In case of excessive works council remuneration, the allegation of a breach of trust can arise from a breach of Sec. 37 (1), (2) and (4) in conjunction with Sec. 78 sentence 2 BetrVG. Since the works council office is designed as an honorary office in order to ensure independence, a works council member may neither be favoured nor disadvantaged as a result of assuming such office. Sec. 37 (2) BetrVG prescribes remuneration for works council members who still actively work, i.e. who have not been fully released from their duties, according to the loss of earnings principle. In addition, according to Sec. 37 (4) BetrVG, works council members who have been fully released from their work duties may not be paid less than comparable employees "with normal career development".
The LG Braunschweig has now deemed payment "on equal footing" with the negotiating partners on the employer side to be inadmissible. Skills and knowledge acquired by the works council member in the course of his works council activity is not to be considered in any way whatsoever in the development of his salary. The only relevant factor is the activity performed by the works council member before assuming his office, and thus the salary development of comparable colleagues from his last position before assuming the honorary office.

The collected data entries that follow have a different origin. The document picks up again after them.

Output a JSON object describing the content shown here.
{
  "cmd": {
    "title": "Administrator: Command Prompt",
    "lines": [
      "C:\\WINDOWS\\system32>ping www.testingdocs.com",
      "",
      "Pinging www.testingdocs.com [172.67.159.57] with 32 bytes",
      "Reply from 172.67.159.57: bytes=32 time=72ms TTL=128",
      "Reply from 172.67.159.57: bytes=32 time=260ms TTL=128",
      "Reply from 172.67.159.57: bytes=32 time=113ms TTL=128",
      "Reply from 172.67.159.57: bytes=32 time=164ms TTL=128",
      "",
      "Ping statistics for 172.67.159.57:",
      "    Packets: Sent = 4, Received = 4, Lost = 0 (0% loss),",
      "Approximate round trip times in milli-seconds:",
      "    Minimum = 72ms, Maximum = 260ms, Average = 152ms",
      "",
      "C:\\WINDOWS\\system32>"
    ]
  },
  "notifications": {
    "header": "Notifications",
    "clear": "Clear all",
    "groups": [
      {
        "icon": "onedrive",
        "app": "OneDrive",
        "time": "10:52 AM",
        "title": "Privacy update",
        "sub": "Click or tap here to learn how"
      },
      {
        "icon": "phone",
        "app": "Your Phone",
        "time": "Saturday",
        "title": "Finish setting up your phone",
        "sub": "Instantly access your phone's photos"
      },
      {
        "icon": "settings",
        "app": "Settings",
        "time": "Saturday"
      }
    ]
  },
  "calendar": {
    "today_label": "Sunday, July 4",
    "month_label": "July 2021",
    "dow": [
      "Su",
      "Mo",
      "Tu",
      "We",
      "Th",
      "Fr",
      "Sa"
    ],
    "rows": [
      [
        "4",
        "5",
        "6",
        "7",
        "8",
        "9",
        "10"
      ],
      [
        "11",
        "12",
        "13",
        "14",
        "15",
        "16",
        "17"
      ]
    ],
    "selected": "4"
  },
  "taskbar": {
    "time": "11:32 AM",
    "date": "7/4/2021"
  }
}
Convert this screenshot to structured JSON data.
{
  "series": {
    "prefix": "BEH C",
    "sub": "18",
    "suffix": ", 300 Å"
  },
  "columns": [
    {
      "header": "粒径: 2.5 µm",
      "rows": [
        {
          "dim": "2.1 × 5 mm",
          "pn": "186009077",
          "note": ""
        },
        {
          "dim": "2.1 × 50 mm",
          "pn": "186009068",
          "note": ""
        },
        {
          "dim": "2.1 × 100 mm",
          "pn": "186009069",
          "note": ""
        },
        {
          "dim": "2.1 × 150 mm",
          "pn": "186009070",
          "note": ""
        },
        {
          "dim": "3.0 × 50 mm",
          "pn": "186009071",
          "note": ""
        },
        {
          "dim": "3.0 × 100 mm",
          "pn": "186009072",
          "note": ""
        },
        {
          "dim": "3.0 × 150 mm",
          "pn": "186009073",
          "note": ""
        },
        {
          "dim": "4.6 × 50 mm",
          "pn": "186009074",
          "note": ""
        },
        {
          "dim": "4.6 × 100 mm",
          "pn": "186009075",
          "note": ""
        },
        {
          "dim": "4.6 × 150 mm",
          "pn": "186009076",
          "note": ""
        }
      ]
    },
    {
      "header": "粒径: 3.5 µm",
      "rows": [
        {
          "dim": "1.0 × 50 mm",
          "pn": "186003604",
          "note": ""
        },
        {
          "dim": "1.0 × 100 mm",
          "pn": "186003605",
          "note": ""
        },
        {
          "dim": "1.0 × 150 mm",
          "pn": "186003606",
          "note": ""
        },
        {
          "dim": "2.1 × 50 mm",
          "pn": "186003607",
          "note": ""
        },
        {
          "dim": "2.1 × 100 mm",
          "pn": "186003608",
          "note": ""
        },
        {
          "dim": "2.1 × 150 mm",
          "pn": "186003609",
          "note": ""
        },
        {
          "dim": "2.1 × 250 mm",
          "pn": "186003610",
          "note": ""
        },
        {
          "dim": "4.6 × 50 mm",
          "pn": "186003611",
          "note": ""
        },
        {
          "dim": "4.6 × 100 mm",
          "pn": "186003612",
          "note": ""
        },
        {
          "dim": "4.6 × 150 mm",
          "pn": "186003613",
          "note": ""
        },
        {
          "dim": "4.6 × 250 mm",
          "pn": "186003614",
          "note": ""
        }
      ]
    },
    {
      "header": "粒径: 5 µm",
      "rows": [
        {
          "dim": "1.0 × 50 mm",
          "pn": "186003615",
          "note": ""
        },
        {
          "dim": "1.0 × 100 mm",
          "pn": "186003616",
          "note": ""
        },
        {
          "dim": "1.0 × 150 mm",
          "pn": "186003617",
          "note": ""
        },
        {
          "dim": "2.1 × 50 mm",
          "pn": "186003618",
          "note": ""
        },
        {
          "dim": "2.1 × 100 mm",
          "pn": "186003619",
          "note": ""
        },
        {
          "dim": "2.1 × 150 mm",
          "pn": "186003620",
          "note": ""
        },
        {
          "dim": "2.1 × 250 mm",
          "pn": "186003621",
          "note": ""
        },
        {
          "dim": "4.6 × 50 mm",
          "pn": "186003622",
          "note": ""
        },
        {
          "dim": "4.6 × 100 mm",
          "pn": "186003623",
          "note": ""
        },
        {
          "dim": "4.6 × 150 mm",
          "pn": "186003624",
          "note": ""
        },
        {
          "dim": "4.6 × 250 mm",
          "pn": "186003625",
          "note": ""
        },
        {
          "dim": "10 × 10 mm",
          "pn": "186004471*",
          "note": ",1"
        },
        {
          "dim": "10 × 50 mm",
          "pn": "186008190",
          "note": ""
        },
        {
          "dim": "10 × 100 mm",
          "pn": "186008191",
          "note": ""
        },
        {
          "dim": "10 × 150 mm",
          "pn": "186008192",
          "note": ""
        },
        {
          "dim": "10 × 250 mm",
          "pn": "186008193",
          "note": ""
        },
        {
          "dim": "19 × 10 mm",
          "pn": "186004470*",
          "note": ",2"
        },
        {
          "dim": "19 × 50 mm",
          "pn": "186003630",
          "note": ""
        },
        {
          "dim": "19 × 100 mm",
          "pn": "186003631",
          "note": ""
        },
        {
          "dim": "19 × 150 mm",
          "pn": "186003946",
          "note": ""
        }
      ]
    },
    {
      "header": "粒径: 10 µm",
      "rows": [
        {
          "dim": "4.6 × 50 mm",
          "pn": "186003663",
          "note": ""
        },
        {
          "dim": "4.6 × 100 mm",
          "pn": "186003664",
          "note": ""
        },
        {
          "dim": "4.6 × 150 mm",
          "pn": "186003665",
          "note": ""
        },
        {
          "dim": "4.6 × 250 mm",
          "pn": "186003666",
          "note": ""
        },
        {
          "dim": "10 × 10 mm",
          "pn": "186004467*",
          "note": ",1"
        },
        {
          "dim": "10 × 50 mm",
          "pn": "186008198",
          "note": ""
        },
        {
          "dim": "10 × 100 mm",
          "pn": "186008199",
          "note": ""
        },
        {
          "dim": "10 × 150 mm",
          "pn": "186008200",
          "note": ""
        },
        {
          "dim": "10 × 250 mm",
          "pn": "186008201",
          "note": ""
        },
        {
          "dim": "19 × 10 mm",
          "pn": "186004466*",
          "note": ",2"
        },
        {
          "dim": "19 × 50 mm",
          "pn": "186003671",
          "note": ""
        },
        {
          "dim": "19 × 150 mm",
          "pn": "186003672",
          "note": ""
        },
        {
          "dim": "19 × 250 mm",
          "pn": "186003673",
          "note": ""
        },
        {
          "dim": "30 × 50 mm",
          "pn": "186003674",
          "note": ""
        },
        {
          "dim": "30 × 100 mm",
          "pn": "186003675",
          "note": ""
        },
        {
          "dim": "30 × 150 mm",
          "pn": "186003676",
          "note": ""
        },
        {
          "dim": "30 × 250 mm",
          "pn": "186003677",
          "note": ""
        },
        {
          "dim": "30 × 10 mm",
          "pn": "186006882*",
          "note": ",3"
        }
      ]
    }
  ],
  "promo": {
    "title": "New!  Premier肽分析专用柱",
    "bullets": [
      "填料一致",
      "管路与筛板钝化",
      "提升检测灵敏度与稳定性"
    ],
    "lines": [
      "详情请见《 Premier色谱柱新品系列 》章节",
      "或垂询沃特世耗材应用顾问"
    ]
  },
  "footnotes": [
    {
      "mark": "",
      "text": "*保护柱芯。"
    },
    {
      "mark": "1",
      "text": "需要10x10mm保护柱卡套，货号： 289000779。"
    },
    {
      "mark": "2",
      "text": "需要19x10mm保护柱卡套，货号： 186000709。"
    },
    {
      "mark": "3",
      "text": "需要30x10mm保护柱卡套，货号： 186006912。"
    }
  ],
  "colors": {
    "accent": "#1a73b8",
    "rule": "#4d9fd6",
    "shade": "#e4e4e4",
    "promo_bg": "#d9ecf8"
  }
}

However, calculation of works council remuneration is often a tightrope walk, as there are still many unresolved legal issues here on which the legislator is called upon to provide greater legal clarity - especially in view of the penalties faced. Here are just a few examples of the stumbling blocks that are typically found in practice:
Variable performance-related remuneration for works council members partially released from work duties
If, for example, a commission dependent on the turnover achieved is paid in addition to the basic remuneration, the question arises as to how the time-off for works council activities affects the commission entitlement of those works council members who still actively work. Since the Federal Labour Court [Bundesarbeitsgericht, BAG] rejects a direct connection between working time and performance in the case of performance-related remuneration components, the question arises as to how the performance during the release from work duties should hypothetically be calculated. Since this has to be considered on an individualised basis, a regulatory agreement with the works council on the equal treatment of all members according to a uniform regulation is also and especially prohibited.
Provision of company car
A works council member is not entitled to a company car for private use if he would not have been entitled to such car without the works council office. Although a business trip required of the works council member may oblige the employer to provide such member with a company vehicle as a material means for effectively performing the works council office pursuant to Sec. 40 BetrVG, this constitutes a claim of the works council as a body for the provision of required material resources in accordance with Sec. 40 BetrVG, which means that no private use may be granted in this respect.
Promotions only count as part of the company's normal career development if the vast majority of comparable employees within the meaning of Sec. 37 (4) BetrVG moves into a corresponding promotion position, i.e. the company promotion practice favours the majority of comparable employees. Consequently, blanket agreements, e.g. to give promotions simply after certain time periods, are prohibited.
In view of the threat of personal liability and criminal liability of board members and managing directors, a regular review of works council remuneration should therefore be carried out, particularly in the case of long-standing works council members, despite the considerable efforts that this can expect to entail. In the case of new works council members elected to the works council, immediate attention must be paid to ensuring accurate documentation on position, qualifications and skills as well as identified comparable employees. This is part of a functioning compliance management system.